The 2001 cover story about the evangelical presence of Ned diddly ed Flanders on "The Simpsons" is one of the most popular to run in
Christianity Today. It's author, Mark I. Pinsky, cobbled the article from his reportage for "
The Gospel According to the Simpsons," and it was based on details
like these:
An Oral Roberts University graduate who is never without a Bible and a large piece of the True Cross (which saved his life in one episode when he was shot), Ned believes that an essential element of a good life is "a daily dose of vitamin church."
Pinsky returns to CT with a
short review of a tract by "Simpsons" creator Matt Groening called, "
Flanders' Book of Faith."
There are two running features in the book that elucidate Flanders's religious faith and its practical application. One is "What Would Ned Do?" Among the things he would do is sacrifice his son, as the patriarch Abraham was ordered to do, without question. He'd also audit his own taxes and charge himself an additional $65.42.

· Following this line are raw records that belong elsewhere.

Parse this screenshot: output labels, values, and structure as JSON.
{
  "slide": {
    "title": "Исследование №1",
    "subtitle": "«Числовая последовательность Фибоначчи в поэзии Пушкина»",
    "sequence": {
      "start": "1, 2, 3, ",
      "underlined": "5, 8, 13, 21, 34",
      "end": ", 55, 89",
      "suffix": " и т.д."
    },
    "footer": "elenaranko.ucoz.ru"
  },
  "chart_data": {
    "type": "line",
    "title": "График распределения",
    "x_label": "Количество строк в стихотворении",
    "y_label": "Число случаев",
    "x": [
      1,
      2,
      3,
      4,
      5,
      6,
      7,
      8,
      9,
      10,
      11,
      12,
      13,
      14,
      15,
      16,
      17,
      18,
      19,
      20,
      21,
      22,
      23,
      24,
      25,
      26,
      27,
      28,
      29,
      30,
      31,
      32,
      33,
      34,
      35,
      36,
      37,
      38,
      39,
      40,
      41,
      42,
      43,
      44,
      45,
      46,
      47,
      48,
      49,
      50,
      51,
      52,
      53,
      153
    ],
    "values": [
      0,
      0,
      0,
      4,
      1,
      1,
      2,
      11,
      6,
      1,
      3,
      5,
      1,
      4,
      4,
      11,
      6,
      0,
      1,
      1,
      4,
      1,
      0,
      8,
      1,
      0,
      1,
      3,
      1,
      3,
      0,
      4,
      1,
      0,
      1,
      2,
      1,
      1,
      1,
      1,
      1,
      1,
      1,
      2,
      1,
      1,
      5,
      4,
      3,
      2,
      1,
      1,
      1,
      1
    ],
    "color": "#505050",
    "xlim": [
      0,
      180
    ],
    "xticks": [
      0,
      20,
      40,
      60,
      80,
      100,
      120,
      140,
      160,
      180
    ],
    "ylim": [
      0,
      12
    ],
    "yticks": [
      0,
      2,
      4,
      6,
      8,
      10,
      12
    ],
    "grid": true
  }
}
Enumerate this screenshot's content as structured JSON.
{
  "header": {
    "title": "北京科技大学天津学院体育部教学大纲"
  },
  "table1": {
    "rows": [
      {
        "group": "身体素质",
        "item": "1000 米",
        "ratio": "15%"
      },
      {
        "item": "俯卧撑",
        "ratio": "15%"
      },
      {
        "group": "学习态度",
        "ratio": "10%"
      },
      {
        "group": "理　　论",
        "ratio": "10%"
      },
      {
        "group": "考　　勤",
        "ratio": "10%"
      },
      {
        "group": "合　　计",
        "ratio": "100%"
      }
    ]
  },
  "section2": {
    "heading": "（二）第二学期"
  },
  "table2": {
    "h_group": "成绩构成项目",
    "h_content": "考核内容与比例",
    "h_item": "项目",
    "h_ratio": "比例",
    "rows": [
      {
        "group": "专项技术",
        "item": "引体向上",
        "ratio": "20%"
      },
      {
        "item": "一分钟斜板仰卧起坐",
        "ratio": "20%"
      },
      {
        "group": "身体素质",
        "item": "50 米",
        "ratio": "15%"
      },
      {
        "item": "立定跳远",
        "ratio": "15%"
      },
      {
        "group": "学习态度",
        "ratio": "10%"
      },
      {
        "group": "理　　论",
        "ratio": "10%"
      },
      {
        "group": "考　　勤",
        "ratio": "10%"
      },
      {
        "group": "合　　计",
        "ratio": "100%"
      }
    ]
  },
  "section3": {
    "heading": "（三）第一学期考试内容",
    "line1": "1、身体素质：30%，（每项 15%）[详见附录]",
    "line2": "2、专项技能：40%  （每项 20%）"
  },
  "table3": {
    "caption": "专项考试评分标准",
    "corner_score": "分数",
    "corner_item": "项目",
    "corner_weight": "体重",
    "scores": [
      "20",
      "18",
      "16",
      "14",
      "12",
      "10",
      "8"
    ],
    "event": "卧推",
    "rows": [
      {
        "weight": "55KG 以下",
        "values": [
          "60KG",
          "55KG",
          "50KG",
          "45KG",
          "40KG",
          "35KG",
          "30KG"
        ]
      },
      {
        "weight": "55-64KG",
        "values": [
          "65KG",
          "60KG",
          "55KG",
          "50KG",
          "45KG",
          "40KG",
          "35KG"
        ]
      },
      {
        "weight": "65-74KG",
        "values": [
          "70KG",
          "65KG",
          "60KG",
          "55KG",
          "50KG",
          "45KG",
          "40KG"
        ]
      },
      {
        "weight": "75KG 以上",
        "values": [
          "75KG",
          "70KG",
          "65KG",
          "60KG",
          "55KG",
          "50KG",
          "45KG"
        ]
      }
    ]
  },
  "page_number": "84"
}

There is also an ongoing dialogue in which the children of The Simpsons ask him deceptively simple questions that require profound responses. "If God is love," Lisa asks, "why does he send people to hell?" Ned thinks a moment, and then explains, "Technically, God doesn't send anyone to hell, Lisa. People send themselves there. It's what we call 'free will.'" Bart scoffs that the Bible "is filled with trick questions."
Bart is, of course, right. My favorite example is when Jesus
was asked whether his followers should pay taxes in an act of submission to secular authority.
"Show me a denarius. Whose portrait and inscription are on it?"
"Caesar's," they replied.
He said to them, "Then give to Caesar what is Caesar's, and to God what is God's."